Derickson A
Department of Labor Studies and Industrial Relations, Pennsylvania State University, University Park 16802.
Am J Public Health. 1991 Jun;81(6):782-90. doi: 10.2105/ajph.81.6.782.
This study examines the early efforts of the United Mine Workers of America to illuminate the problem of occupational respiratory diseases in the coal fields. The union used the hearings of the US Anthracite Coal Strike Commission of 1902-3 to draw public attention to "miners' asthma." In 1915, it began to agitate for the provision of workers' compensation benefits for victims of this disorder. Throughout the 1950s and 1960s, the union's Welfare and Retirement Fund disseminated information on advances in understanding chronic pulmonary diseases of mining. In particular, the miners' fund promoted the British conceptualization of a distinctive coal workers' pneumoconiosis. At the same time, the staff of the union health plan pressed the US Public Health Service and the Pennsylvania Department of Health to investigate the prevalence of occupational respiratory diseases among bituminous miners. Taken together, these endeavors contributed significantly to growing recognition of the severity and extent of this important public health problem and thus helped lay the foundation for the Federal Coal Mine Health and Safety Act of 1969.

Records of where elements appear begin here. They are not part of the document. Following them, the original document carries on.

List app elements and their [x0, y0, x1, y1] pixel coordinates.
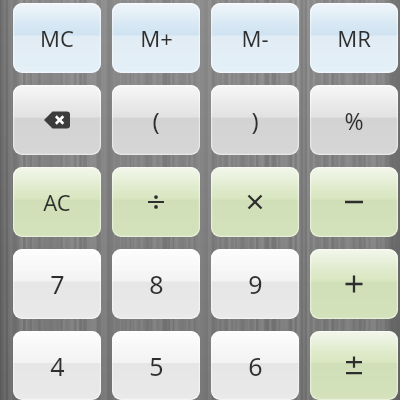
- button[interactable]: Multiply: [211, 167, 299, 237]
- staticText: 9: [248, 267, 263, 301]
- button[interactable]: M+: [112, 3, 200, 73]
- staticText: 7: [50, 267, 65, 301]
- button[interactable]: Divide: [112, 167, 200, 237]
- button[interactable]: MC: [13, 3, 101, 73]
- button[interactable]: Add: [310, 249, 398, 319]
- staticText: %: [344, 105, 364, 136]
- staticText: MR: [337, 23, 371, 53]
- button[interactable]: Plus or minus: [310, 331, 398, 400]
- button[interactable]: MR: [310, 3, 398, 73]
- button[interactable]: ): [211, 85, 299, 155]
- staticText: (: [152, 104, 160, 137]
- staticText: 6: [248, 349, 263, 383]
- button[interactable]: %: [310, 85, 398, 155]
- staticText: M+: [140, 23, 173, 53]
- button[interactable]: 6: [211, 331, 299, 400]
- button[interactable]: 9: [211, 249, 299, 319]
- button[interactable]: AC: [13, 167, 101, 237]
- staticText: AC: [43, 187, 71, 217]
- button[interactable]: M-: [211, 3, 299, 73]
- staticText: ): [251, 104, 259, 137]
- button[interactable]: Subtract: [310, 167, 398, 237]
- button[interactable]: 5: [112, 331, 200, 400]
- button[interactable]: 4: [13, 331, 101, 400]
- button[interactable]: 8: [112, 249, 200, 319]
- button[interactable]: Backspace: [13, 85, 101, 155]
- staticText: 4: [50, 349, 65, 383]
- button[interactable]: 7: [13, 249, 101, 319]
- button[interactable]: (: [112, 85, 200, 155]
- staticText: M-: [241, 23, 269, 53]
- staticText: MC: [40, 23, 74, 53]
- staticText: 8: [149, 267, 164, 301]
- staticText: 5: [149, 349, 164, 383]
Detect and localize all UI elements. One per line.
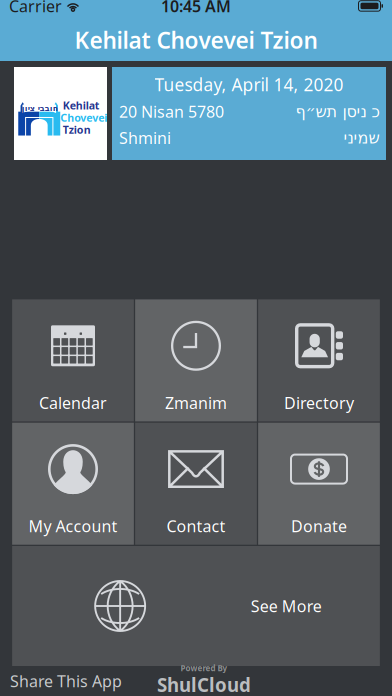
staticText: Chovevei bbox=[60, 110, 107, 125]
staticText: Zmanim bbox=[165, 392, 227, 413]
staticText: ShulCloud bbox=[157, 672, 251, 696]
staticText: Directory bbox=[284, 392, 354, 413]
staticText: Carrier bbox=[9, 0, 62, 16]
button[interactable]: Share This App bbox=[10, 670, 122, 692]
button[interactable]: Calendar bbox=[12, 299, 134, 421]
staticText: 20 Nisan 5780 bbox=[119, 101, 224, 122]
staticText: Kehilat bbox=[63, 98, 100, 112]
staticText: My Account bbox=[28, 516, 118, 537]
button[interactable]: Contact bbox=[135, 423, 257, 545]
staticText: Tzion bbox=[63, 123, 91, 137]
staticText: Powered By bbox=[180, 663, 228, 673]
staticText: Calendar bbox=[39, 392, 107, 413]
staticText: See More bbox=[251, 595, 322, 617]
staticText: Shmini bbox=[119, 127, 171, 148]
staticText: 10:45 AM bbox=[161, 0, 231, 16]
button[interactable]: My Account bbox=[12, 423, 134, 545]
button[interactable]: Directory bbox=[258, 299, 380, 421]
staticText: חובבי ציון bbox=[21, 104, 57, 113]
button[interactable]: Donate bbox=[258, 423, 380, 545]
staticText: Tuesday, April 14, 2020 bbox=[154, 73, 344, 96]
button[interactable]: See More bbox=[12, 546, 380, 666]
staticText: Share This App bbox=[10, 670, 122, 692]
staticText: Kehilat Chovevei Tzion bbox=[74, 25, 318, 55]
staticText: Contact bbox=[166, 516, 226, 537]
button[interactable]: Zmanim bbox=[135, 299, 257, 421]
staticText: שמיני bbox=[343, 129, 379, 147]
staticText: Donate bbox=[291, 516, 347, 537]
staticText: כ ניסן תש״ף bbox=[295, 103, 379, 121]
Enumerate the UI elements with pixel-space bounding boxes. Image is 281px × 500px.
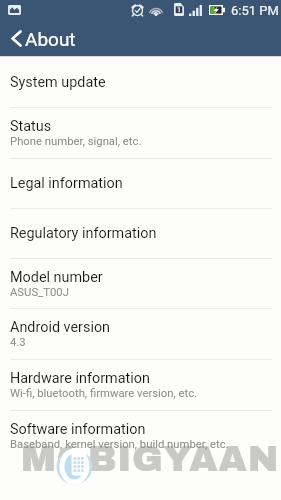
staticText: Baseband, kernel version, build number, … bbox=[10, 438, 229, 451]
staticText: System update bbox=[10, 74, 106, 91]
button[interactable]: Back bbox=[4, 20, 28, 56]
staticText: Legal information bbox=[10, 175, 123, 192]
staticText: Android version bbox=[10, 319, 111, 336]
staticText: ASUS_T00J bbox=[10, 286, 69, 299]
button[interactable]: Status bbox=[0, 108, 281, 158]
staticText: About bbox=[25, 28, 76, 50]
staticText: 6:51 PM bbox=[231, 3, 279, 18]
staticText: Software information bbox=[10, 421, 146, 438]
button[interactable]: Legal information bbox=[0, 159, 281, 208]
button[interactable]: Hardware information bbox=[0, 360, 281, 410]
staticText: 4.3 bbox=[10, 336, 26, 349]
staticText: Status bbox=[10, 118, 52, 135]
staticText: Phone number, signal, etc. bbox=[10, 135, 142, 148]
staticText: Regulatory information bbox=[10, 225, 157, 242]
staticText: Wi-fi, bluetooth, firmware version, etc. bbox=[10, 387, 198, 400]
staticText: Hardware information bbox=[10, 370, 150, 387]
button[interactable]: Model number bbox=[0, 259, 281, 308]
button[interactable]: Regulatory information bbox=[0, 209, 281, 258]
button[interactable]: Software information bbox=[0, 411, 281, 461]
button[interactable]: Android version bbox=[0, 309, 281, 359]
staticText: Model number bbox=[10, 269, 103, 286]
staticText: MOBIGYAAN bbox=[21, 439, 279, 479]
button[interactable]: System update bbox=[0, 57, 281, 107]
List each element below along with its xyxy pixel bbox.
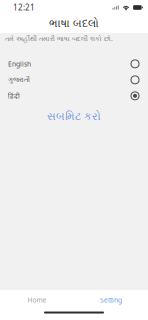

本研究考察了美国矿工联合会为揭示煤矿区职业性呼吸道疾病问题所做的早期努力。该工会利用1902 - 1903年美国无烟煤罢工委员会的听证会,使公众关注“矿工哮喘”。1915年,它开始鼓动为这种疾病的受害者提供工人补偿福利。在整个20世纪50年代和60年代,该工会的福利和退休基金传播了有关矿业慢性肺部疾病认识进展的信息。特别是,矿工基金推广了英国对一种独特的煤工尘肺的概念化。与此同时,工会健康计划的工作人员敦促美国公共卫生服务局和宾夕法尼亚州卫生部调查烟煤矿工中职业性呼吸道疾病的患病率。这些努力共同为日益认识到这一重要公共卫生问题的严重性和范围做出了重大贡献,从而为1969年的《联邦煤矿健康与安全法》奠定了基础。